The Center for Minorities and People with Disabilities in IT (CMD-IT) has announced that University of North Carolina Charlotte (UNC Charlotte) was awarded the second annual CMD-IT University Award for Retention of Minorities and Students with Disabilities in Computer Science. The University Award recognizes US institutions that have demonstrated a commitment and shown results for the retention of students from underrepresented groups in undergraduate Computer Science programs over the last five years. The award, sponsored by Microsoft, is focused on the following underrepresented groups: African Americans, Native Americans, Hispanics, and People with Disabilities. University of North Carolina Charlotte received the award on September 20th at the 2018 ACM Richard Tapia Celebration of Diversity in Computing in Orlando, Florida. The award included a $15,000 cash award.
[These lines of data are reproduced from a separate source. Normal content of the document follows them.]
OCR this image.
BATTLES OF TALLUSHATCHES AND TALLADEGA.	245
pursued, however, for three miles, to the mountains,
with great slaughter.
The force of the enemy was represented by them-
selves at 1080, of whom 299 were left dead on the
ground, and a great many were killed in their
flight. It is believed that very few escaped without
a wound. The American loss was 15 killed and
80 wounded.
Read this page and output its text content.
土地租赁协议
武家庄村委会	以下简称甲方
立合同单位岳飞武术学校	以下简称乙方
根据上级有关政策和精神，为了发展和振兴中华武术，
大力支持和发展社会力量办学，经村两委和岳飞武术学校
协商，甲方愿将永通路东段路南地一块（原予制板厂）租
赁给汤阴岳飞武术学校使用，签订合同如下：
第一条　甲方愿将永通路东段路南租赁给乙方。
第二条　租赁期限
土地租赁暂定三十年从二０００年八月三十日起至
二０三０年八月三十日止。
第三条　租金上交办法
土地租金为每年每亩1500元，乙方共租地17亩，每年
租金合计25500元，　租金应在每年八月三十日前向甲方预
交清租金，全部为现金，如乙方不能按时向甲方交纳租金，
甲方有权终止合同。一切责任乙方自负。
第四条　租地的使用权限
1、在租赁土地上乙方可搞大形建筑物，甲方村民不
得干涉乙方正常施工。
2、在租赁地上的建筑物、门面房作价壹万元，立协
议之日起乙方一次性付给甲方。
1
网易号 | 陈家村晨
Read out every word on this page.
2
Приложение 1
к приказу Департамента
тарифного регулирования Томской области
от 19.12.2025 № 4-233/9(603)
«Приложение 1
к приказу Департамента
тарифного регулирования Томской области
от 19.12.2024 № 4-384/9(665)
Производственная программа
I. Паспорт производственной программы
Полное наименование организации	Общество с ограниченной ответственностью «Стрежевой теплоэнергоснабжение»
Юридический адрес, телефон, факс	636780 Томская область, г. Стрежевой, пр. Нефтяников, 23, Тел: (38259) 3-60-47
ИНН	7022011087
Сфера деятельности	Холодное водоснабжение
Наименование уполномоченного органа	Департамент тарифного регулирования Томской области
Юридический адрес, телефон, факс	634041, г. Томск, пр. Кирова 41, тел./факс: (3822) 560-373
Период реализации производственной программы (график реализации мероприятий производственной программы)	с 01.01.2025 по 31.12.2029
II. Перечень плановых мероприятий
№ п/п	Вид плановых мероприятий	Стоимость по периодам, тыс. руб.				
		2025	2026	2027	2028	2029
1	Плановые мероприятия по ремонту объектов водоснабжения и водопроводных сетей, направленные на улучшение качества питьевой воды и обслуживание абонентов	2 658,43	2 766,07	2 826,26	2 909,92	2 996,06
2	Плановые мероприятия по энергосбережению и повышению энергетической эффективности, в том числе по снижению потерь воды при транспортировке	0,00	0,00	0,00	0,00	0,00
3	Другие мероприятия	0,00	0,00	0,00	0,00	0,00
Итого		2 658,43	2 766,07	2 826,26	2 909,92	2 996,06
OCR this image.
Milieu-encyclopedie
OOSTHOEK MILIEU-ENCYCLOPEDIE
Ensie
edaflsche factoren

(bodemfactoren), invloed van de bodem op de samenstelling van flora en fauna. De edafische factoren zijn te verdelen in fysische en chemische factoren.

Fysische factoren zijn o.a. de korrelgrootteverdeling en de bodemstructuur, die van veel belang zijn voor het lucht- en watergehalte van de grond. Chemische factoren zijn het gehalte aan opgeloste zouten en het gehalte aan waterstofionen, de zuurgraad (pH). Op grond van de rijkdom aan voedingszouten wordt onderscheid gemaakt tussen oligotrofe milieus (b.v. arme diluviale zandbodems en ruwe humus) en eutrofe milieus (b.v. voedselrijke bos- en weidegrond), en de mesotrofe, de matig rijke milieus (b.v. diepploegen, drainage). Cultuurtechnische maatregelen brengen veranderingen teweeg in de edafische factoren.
The CMD-IT University Award decision was based on UNC Charlotte’s impressive quantitative reported results, which reflected high retention and graduation rates and qualitative reporting on their various retention programs. In particular, UNC Charlotte highlighted the following programs as directly impacting retention:
- Implementation of the Connected Learner program. The program focuses on connecting students to peers, the profession, and the community. The program vision is to transform the student entering an undergraduate computing and informatics program from a person with an interest in computing, to a person with an identity as a computing professional. The program shifts faculty attitudes from knowledge transmission to educational activities that scaffold the computing knowledge and skills to build successful computing professionals. The Connected Learner program builds a sustainable practice of educational innovation across the undergraduate computing curriculum by increasing faculty awareness of teaching innovations, resources for pedagogical change, and support for teaching practices that engage students.
- Establishing multiple new scholarship programs that focus on promoting economic mobility and seek to diversify the student populations.
- Computing outreach to K12 through the STARS program (Students in Technology, Academia, Research and Service). Since 2006, the College of Computing and Informatics (CCI) students have provided community outreach programs to 2400 K-12 students.
- The College of Computing and Informatics (CCI) has been awarded a National Science Foundation CISE REU Site since 2006 in which their labs host 10-15 undergraduate researchers each summer. The program goal is to recruit, retain and prepare a more diverse student population for graduate programs in computing.
- Creation of a task force by the CCI Dean to measurably increase undergraduate diversity. Retention strategies include programs such as a peer tutoring, corporate mentoring, peer mentoring, acquisition of dedicated meeting spaces for women and underrepresented minority student organizations.
- Implementation of Improvisation Workshops to address bias and microaggressions in classroom and lab environments.